Marco Island is participating in a county-wide study by Dr. Peter Cheng, University of Florida, and Dr. Michael Savarese, Florida Gulf Coast University, on climate change. The team has received a $1,000,000 grant from the National Oceanic and Atmospheric Administration (NOAA); and their work will include recommendations to help fortify the county, and our city, against possible storm surges.

As many islanders appreciate, mangroves are the first line of defense in a storm; and our mangroves have all but disappeared due to early developers' lack of understanding. Mangroves are critical to our natural environment. Tigertail Beach and Sand Dollar are an example of the natural protection mangroves provide to our coastline and property. The Urban Resilience Planning Team, of which I am a member, will look at how we can harden our coastline.
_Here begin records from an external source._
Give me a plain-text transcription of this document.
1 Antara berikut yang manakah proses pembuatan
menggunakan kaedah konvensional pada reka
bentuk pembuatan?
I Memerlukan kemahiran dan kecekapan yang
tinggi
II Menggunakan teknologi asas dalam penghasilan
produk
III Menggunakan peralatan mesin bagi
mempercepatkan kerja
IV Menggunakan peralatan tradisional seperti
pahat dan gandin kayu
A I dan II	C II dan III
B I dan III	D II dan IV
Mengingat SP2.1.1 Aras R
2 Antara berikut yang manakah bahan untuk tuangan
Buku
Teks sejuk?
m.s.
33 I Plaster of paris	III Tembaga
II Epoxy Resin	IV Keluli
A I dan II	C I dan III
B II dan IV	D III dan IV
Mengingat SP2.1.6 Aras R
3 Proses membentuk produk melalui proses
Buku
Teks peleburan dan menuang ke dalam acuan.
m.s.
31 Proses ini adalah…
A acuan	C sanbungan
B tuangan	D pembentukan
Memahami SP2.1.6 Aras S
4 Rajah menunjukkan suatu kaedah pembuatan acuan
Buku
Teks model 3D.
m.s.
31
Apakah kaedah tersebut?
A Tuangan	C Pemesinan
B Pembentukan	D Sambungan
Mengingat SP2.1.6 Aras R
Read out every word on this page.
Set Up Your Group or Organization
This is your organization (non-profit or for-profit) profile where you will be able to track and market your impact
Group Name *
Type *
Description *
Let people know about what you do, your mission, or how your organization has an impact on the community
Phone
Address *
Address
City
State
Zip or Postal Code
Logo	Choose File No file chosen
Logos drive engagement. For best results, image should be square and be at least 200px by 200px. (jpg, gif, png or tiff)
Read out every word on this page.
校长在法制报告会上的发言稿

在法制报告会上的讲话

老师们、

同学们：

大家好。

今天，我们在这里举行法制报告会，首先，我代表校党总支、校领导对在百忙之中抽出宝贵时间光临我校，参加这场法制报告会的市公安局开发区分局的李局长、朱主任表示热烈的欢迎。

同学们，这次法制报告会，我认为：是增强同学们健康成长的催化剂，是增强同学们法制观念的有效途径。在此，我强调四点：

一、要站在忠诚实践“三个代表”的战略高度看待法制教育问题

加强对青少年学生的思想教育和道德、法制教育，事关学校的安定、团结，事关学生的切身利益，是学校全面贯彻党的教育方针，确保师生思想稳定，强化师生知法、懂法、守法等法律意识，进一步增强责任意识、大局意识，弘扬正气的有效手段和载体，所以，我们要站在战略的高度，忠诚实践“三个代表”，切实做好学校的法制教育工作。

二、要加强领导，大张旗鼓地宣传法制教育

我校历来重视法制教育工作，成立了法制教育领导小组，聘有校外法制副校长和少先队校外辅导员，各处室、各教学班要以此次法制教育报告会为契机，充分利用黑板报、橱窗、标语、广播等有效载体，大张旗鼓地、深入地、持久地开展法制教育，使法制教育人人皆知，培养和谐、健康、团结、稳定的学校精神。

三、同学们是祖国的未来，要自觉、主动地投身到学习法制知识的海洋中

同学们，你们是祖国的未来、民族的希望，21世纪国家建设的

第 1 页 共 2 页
At its December meeting, the Women’s Republican Club of Naples hosted the most senior Republican woman in the US Senate, Senator Susan Collins of Maine. Senator Collins spoke about how women mentors and role models had influenced her career and encouraged more women to run for office. That got me thinking about Marco Island. During the first city council election in 1997, 41 people ran for office, including nine women. One woman was elected. Until 2008, women continued to serve on every council, with three serving concurrently from 2002 to 2006. An eight-year gap followed until I was elected in 2016.

Early this year, Marco Island lost one of the titans of our community, Herb Savage. Colonel Savage will always be in our hearts; and I will personally miss him. Herb was drafted and served in the Army Corps of Engineers, instructing mine warfare and demolitions to the servicemen arriving in Europe during WWII. When the Korean conflict broke out, Herb again answered the call to service. Happy 100th Birthday, Herb! Thank you for the memories.